In the event that a Northerner succeeds Buhari, what do you think would be the reaction of the South?
It’s politics. In the end, whichever party emerges, it shows who has the best manifesto and the best campaign strategy. I don’t think it would lead to violence or murder. We are too rational and have gone too far to fight just because the candidate is from the North. It won’t be. If the president comes from the North, the deputy must come from the South. If the Northern candidate chooses a qualified MP that the South can subscribe to, he will vote for the party. This is how Nigeria is; we will argue and shout and in the end we will vote and go on with our lives.
You insist on ‘competence’, but when you were campaigning for Buhari, did you see competence in him?
Even you and I have seen Buhari’s skill. It wasn’t just the North. I don’t know why people, especially the south, keep talking about voting Buhari as the northern thing. The South West also voted overwhelmingly for him and he won in that region. Although the North gave him a huge vote, the South West also gave him a huge vote in all the states in the zone. Although the majority of votes came from the North because they have the numbers, but the South West followed. We saw his skill during the campaigns, as the most viable team, the best equipped team, the best strategy and we thought the team would deliver on their promises, but in the end they failed. Everyone can see failure. They failed, but you can’t say that there aren’t other competent people. So because Buhari failed, we should reject jurisdiction and just vote based on region or religion?
Is there a region that lacks competent people?

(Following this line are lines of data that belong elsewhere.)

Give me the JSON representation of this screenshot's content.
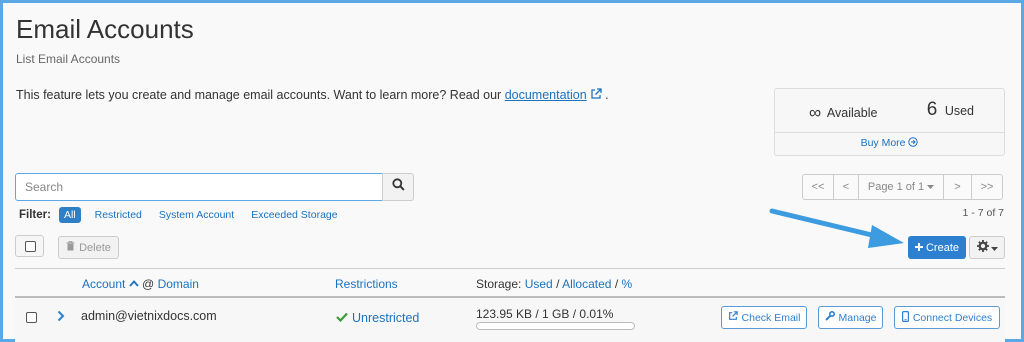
{
  "header": {
    "title": "Email Accounts",
    "subtitle": "List Email Accounts",
    "intro_text": "This feature lets you create and manage email accounts. Want to learn more? Read our ",
    "doc_link": "documentation",
    "intro_end": " ."
  },
  "stats": {
    "available_symbol": "∞",
    "available_label": "Available",
    "used_count": "6",
    "used_label": "Used",
    "buy_more": "Buy More"
  },
  "search": {
    "placeholder": "Search"
  },
  "filter": {
    "label": "Filter:",
    "options": [
      "All",
      "Restricted",
      "System Account",
      "Exceeded Storage"
    ],
    "active": "All"
  },
  "pagination": {
    "first": "<<",
    "prev": "<",
    "page_label": "Page 1 of 1",
    "next": ">",
    "last": ">>",
    "range": "1 - 7 of 7"
  },
  "actions": {
    "delete": "Delete",
    "create": "Create"
  },
  "table": {
    "col_account": "Account",
    "col_at": "@",
    "col_domain": "Domain",
    "col_restrictions": "Restrictions",
    "col_storage_prefix": "Storage:",
    "col_used": "Used",
    "col_sep1": "/",
    "col_allocated": "Allocated",
    "col_sep2": "/",
    "col_pct": "%",
    "rows": [
      {
        "email": "admin@vietnixdocs.com",
        "restriction": "Unrestricted",
        "storage": "123.95 KB / 1 GB / 0.01%",
        "usage_fraction": 0.0001,
        "check_email": "Check Email",
        "manage": "Manage",
        "connect": "Connect Devices"
      }
    ]
  },
  "colors": {
    "accent": "#2d7fd0",
    "link": "#1a72c1",
    "frame": "#5aa8e6",
    "success": "#3c9a3c",
    "arrow": "#3d9be0"
  }
}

No. That’s why we say give them all a fair chance to present their ideas. When you allow people to present their ideas to the electorate, you will be surprised who they would vote for. We have seen the lesson of voting this and that in Buhari because he failed. People will now open their ears and make rational decisions based on the insights you present to them. I don’t think people will vote blindly this time around.

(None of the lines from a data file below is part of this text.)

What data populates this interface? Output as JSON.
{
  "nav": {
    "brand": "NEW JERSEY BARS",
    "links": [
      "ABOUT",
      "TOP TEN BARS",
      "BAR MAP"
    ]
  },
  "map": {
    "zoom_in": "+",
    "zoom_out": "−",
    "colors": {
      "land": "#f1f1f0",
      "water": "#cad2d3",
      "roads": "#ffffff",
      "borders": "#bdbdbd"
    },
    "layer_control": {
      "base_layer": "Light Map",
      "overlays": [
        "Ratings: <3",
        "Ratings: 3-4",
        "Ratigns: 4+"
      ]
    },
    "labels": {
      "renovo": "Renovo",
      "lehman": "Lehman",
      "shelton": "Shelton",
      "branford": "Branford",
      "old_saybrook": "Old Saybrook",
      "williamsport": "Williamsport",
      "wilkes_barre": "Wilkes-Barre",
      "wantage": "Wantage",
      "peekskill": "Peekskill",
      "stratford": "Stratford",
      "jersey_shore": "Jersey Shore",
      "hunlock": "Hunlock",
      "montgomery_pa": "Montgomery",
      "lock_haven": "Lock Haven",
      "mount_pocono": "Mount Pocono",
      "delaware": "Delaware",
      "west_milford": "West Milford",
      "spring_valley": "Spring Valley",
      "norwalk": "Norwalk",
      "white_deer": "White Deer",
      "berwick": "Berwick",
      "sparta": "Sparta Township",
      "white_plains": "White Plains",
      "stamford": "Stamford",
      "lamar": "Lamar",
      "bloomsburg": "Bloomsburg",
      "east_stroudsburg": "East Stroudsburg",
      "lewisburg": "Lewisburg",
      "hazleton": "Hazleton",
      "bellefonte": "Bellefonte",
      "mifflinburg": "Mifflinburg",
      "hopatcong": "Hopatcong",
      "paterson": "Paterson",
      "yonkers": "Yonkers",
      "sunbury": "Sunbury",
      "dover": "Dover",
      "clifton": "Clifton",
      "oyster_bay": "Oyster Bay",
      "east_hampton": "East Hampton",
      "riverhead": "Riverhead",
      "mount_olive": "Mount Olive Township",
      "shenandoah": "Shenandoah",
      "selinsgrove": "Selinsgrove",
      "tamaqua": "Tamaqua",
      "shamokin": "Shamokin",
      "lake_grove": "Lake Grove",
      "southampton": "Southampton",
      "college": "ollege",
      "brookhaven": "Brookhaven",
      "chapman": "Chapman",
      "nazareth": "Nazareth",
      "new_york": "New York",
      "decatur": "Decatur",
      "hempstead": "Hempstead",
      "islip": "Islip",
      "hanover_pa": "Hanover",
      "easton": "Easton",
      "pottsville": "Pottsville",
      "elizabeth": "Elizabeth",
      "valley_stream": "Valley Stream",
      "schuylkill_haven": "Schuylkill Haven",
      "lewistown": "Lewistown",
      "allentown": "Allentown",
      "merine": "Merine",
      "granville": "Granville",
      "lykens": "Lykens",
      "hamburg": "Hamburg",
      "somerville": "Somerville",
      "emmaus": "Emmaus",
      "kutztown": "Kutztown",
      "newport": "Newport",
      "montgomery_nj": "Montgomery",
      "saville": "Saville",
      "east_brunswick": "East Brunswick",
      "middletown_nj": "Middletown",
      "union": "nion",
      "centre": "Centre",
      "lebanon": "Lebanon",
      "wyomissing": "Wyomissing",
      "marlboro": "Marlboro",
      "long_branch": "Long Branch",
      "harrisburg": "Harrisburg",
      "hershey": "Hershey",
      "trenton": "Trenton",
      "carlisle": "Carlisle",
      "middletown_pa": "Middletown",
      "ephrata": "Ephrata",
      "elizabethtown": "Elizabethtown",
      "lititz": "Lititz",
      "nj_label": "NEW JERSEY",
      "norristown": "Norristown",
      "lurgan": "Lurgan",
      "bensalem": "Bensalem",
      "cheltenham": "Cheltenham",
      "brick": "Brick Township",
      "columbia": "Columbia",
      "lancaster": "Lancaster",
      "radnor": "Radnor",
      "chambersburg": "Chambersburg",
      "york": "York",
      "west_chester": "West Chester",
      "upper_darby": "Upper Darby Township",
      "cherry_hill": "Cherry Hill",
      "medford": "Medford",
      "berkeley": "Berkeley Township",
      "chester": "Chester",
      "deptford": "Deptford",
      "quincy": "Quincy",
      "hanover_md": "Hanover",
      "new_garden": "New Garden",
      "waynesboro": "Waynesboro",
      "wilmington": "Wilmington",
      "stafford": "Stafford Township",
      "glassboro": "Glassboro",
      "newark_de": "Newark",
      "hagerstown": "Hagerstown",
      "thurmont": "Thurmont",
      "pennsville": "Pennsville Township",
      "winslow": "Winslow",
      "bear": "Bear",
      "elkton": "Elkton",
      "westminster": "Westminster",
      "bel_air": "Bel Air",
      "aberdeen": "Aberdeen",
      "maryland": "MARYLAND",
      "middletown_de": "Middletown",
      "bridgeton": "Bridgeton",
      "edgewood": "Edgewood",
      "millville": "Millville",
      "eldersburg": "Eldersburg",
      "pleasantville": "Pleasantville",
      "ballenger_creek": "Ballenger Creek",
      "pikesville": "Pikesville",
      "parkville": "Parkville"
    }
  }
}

Why do you think people won’t vote blindly this time?
It’s because people are learning every day.
If we learn every day and we saw that Buhari was a failure as you pointed out, why did he win again in 2019?

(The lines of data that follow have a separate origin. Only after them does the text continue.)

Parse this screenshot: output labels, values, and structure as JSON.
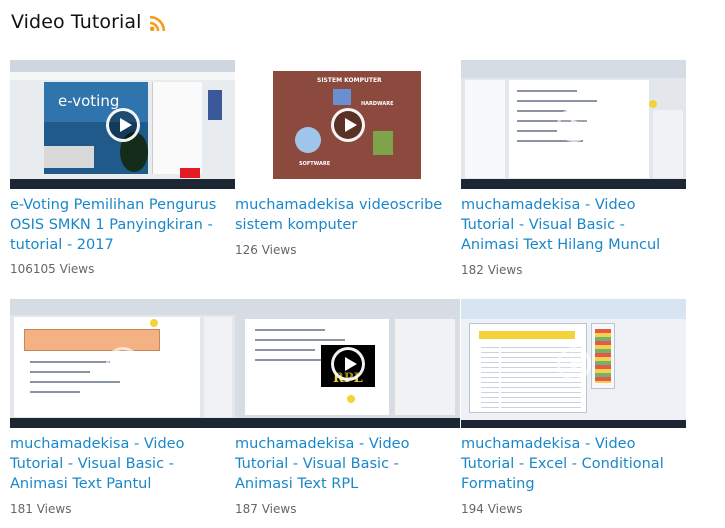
{
  "header": {
    "title": "Video Tutorial",
    "rss_icon": "rss-feed-icon"
  },
  "colors": {
    "link": "#1a87c8",
    "views": "#666666",
    "rss": "#f39a1d"
  },
  "videos": [
    {
      "title": "e-Voting Pemilihan Pengurus OSIS SMKN 1 Panyingkiran - tutorial - 2017",
      "views": "106105 Views"
    },
    {
      "title": "muchamadekisa videoscribe sistem komputer",
      "views": "126 Views"
    },
    {
      "title": "muchamadekisa - Video Tutorial - Visual Basic - Animasi Text Hilang Muncul",
      "views": "182 Views"
    },
    {
      "title": "muchamadekisa - Video Tutorial - Visual Basic - Animasi Text Pantul",
      "views": "181 Views"
    },
    {
      "title": "muchamadekisa - Video Tutorial - Visual Basic - Animasi Text RPL",
      "views": "187 Views"
    },
    {
      "title": "muchamadekisa - Video Tutorial - Excel - Conditional Formating",
      "views": "194 Views"
    }
  ],
  "thumb_text": {
    "evoting": "e-voting",
    "sk_title": "SISTEM KOMPUTER",
    "sk_hardware": "HARDWARE",
    "sk_software": "SOFTWARE",
    "rpl": "RPL"
  }
}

What happened in 2019 is what I can’t say because a lot of people said there was rigging. Some people attributed it to the Atiku type of politics. As they say in America, “this one is a disaster, but the other person is not the solution either”. So many people decided not to vote; they didn’t see Buhari as a better president, but they didn’t see Atiku as a solution because of what he was saying during his campaigns. These neutral voters who would rock the election have decided to sleep at home. It was the diehards of Buhari and those of Atiku who went to vote, and finally we knew that money was playing tricks. But rational people decided to stay at home. That’s why we say – run a lot of candidates for people so they have options.